Ne var ki Cumhuriyetin 90. Yılını idrak ettiğimiz bu günlerde, içinden geçtiğimiz bu süreçte, Cumhuriyet ruhunun bölücü niyet ve saldırılarla sarsılmasına, üniter devlet yapısının tahrip edilme gayretlerine herkes şahit olmaktadır.
PKK ele başı ile sürdürülen gizli pazarlıklarla, bölücü terör örgütünün bez parçası serbest bırakılmakta, şanlı bayrağımız yasaklanmaya çalışılmaktadır.

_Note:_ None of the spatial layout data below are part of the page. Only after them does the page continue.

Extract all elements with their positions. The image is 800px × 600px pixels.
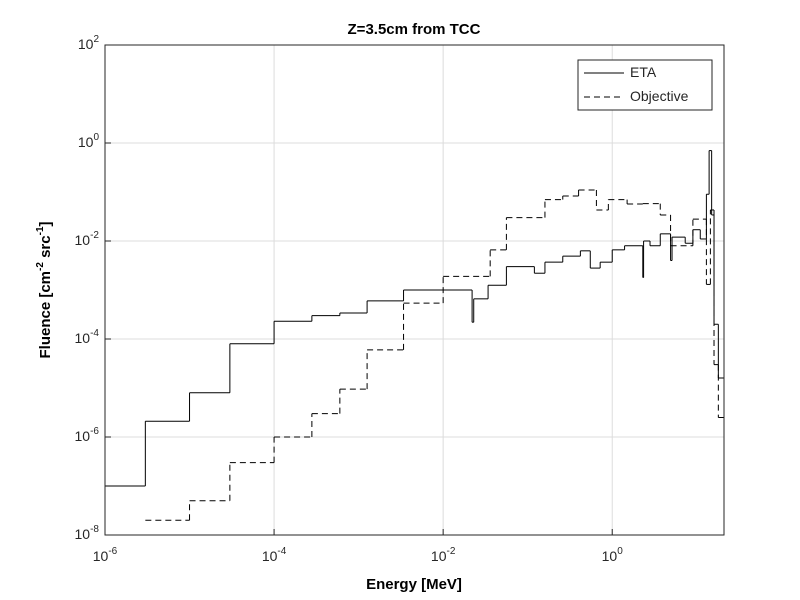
x-tick-label: 100 [602, 546, 624, 564]
y-tick-label: 100 [78, 132, 100, 150]
plot-frame [104, 44, 725, 536]
y-tick-label: 102 [78, 34, 100, 52]
y-tick-label: 10-6 [75, 426, 100, 444]
y-axis-label: Fluence [cm-2 src-1] [35, 221, 54, 358]
y-tick-label: 10-8 [75, 524, 100, 542]
x-tick-label: 10-2 [431, 546, 456, 564]
legend-label: ETA [630, 64, 657, 80]
y-tick-label: 10-2 [75, 230, 100, 248]
x-axis-label: Energy [MeV] [366, 576, 462, 593]
legend-label: Objective [630, 88, 689, 104]
x-tick-label: 10-4 [262, 546, 287, 564]
chart-title: Z=3.5cm from TCC [348, 21, 481, 38]
legend: ETA Objective [577, 59, 713, 111]
x-tick-label: 10-6 [93, 546, 118, 564]
series-1 [145, 189, 724, 521]
y-tick-label: 10-4 [75, 328, 100, 346]
legend-box [577, 59, 713, 111]
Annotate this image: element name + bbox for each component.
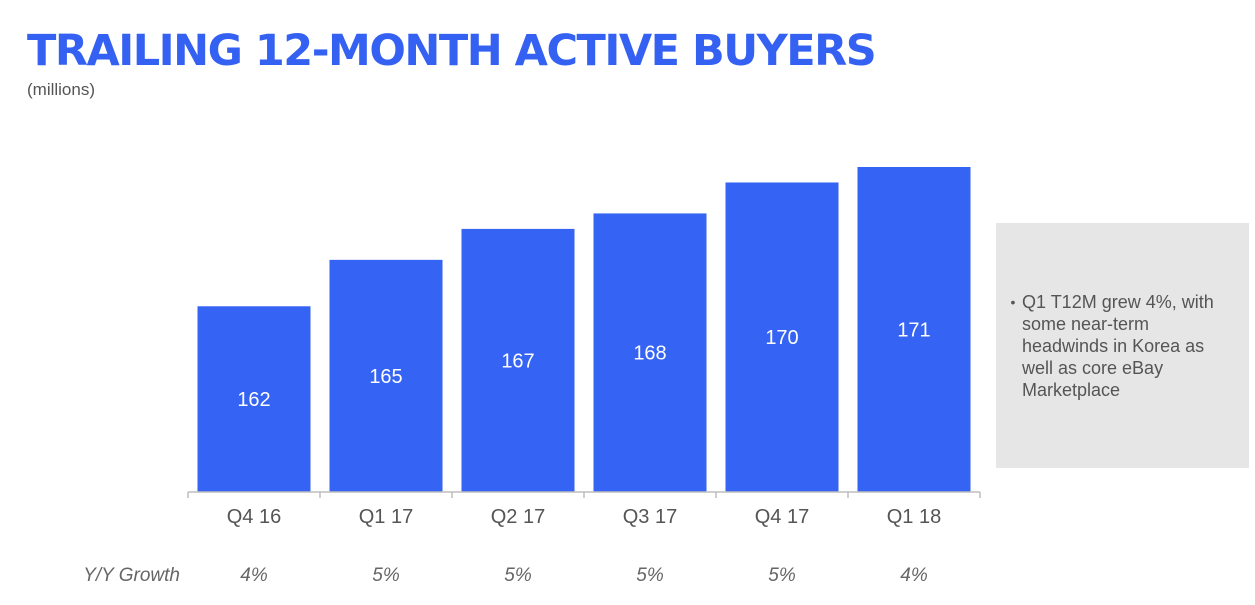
x-tick-label-2: Q2 17 [491,506,545,528]
x-tick-label-3: Q3 17 [623,506,677,528]
growth-value-4: 5% [768,565,796,586]
callout-text: Q1 T12M grew 4%, with some near-term hea… [1022,291,1214,400]
data-label-5: 171 [897,320,930,342]
callout-item: • Q1 T12M grew 4%, with some near-term h… [1004,291,1233,401]
callout-box: • Q1 T12M grew 4%, with some near-term h… [996,223,1249,468]
data-label-3: 168 [633,343,666,365]
bar-5 [857,167,971,492]
bar-3 [593,213,707,492]
bullet-icon: • [1010,293,1016,310]
growth-value-3: 5% [636,565,664,586]
chart-subtitle: (millions) [27,80,95,99]
growth-value-1: 5% [372,565,400,586]
data-label-0: 162 [237,389,270,411]
chart-title: TRAILING 12-MONTH ACTIVE BUYERS [27,26,877,76]
x-tick-label-1: Q1 17 [359,506,413,528]
data-label-2: 167 [501,350,534,372]
data-label-4: 170 [765,327,798,349]
growth-value-0: 4% [240,565,268,586]
x-tick-label-5: Q1 18 [887,506,941,528]
bar-1 [329,259,443,492]
x-tick-label-4: Q4 17 [755,506,809,528]
bar-4 [725,182,839,492]
bar-2 [461,228,575,492]
growth-value-2: 5% [504,565,532,586]
growth-value-5: 4% [900,565,928,586]
growth-row-label: Y/Y Growth [83,565,180,586]
data-label-1: 165 [369,366,402,388]
x-tick-label-0: Q4 16 [227,506,281,528]
bar-0 [197,306,311,492]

“PKK geri çekiliyor”, kandırmacasıyla asıl, asker ve polisimiz geri çekilip pasifize edilmekte, bölücü teröristler, “Apo’nun Asayiş Timleri” adı altında, Güneydoğu’daki bazı illerde, gündüz dahi yol kesip kimlik kontrolü yapmaya cüret edebilmektedir.
Andımız kaldırılarak, aslında “adımız” yok edilmek istenmektedir. Hükumet, haçlıların Büyük Ortadoğu projesine eş başkan olmakta, haçlı zihniyetinin talepleri doğrultusunda kiliseler ve ruhban okulu açmaktadır.
Dozu ve etkisi sürekli genişleyen, destek ve himaye görerek yayılan, ilave olarak terörle arkalanan etnik temelli fitnenin en başta Cumhuriyet’in yaşaması konusunda büyük bir tehdit olduğu şüphesizdir.
Herkes bilmeli ve unutmamalıdır ki, Türk milleti son vatanında ettiği 90 yıllık yemininden şartlar ne olursa dönmeyecek, bin yıllık kardeşlik hukukunu ihlal etmeyecek ve ihanete sevineceği imkânı inşallah sunmayacaktır.
Şanlı bayrağımız inmeyecek, ezan susmayacak, vatan bölünmeyecektir.
Haçlı zihniyetli küresel güçlerin yedeğinde ve gölgesinde olanların, bu gerçeği akıllarından çıkarmaması şüphesiz hayırlarına olacaktır.
Muazzam mücadelelerle fikri hür, irfanı hür ve vicdanı hür nesillerin yetişmesini temin eden başta Gazi Mustafa Kemal Atatürk olmak üzere, tüm kurucu kahramanları saygı ve minnetle yâd ediyorum.
Cumhuriyet; ateşle girdiğimiz imtihandan, zaferle çıktığımız İstiklal Harbimizin tacı, unvanı ve ilelebet yaşayacak son kararıdır.
Bu duygu ve düşüncelerle, büyük Türk milletinin Cumhuriyet Bayramı’nı içtenlikle kutluyorum.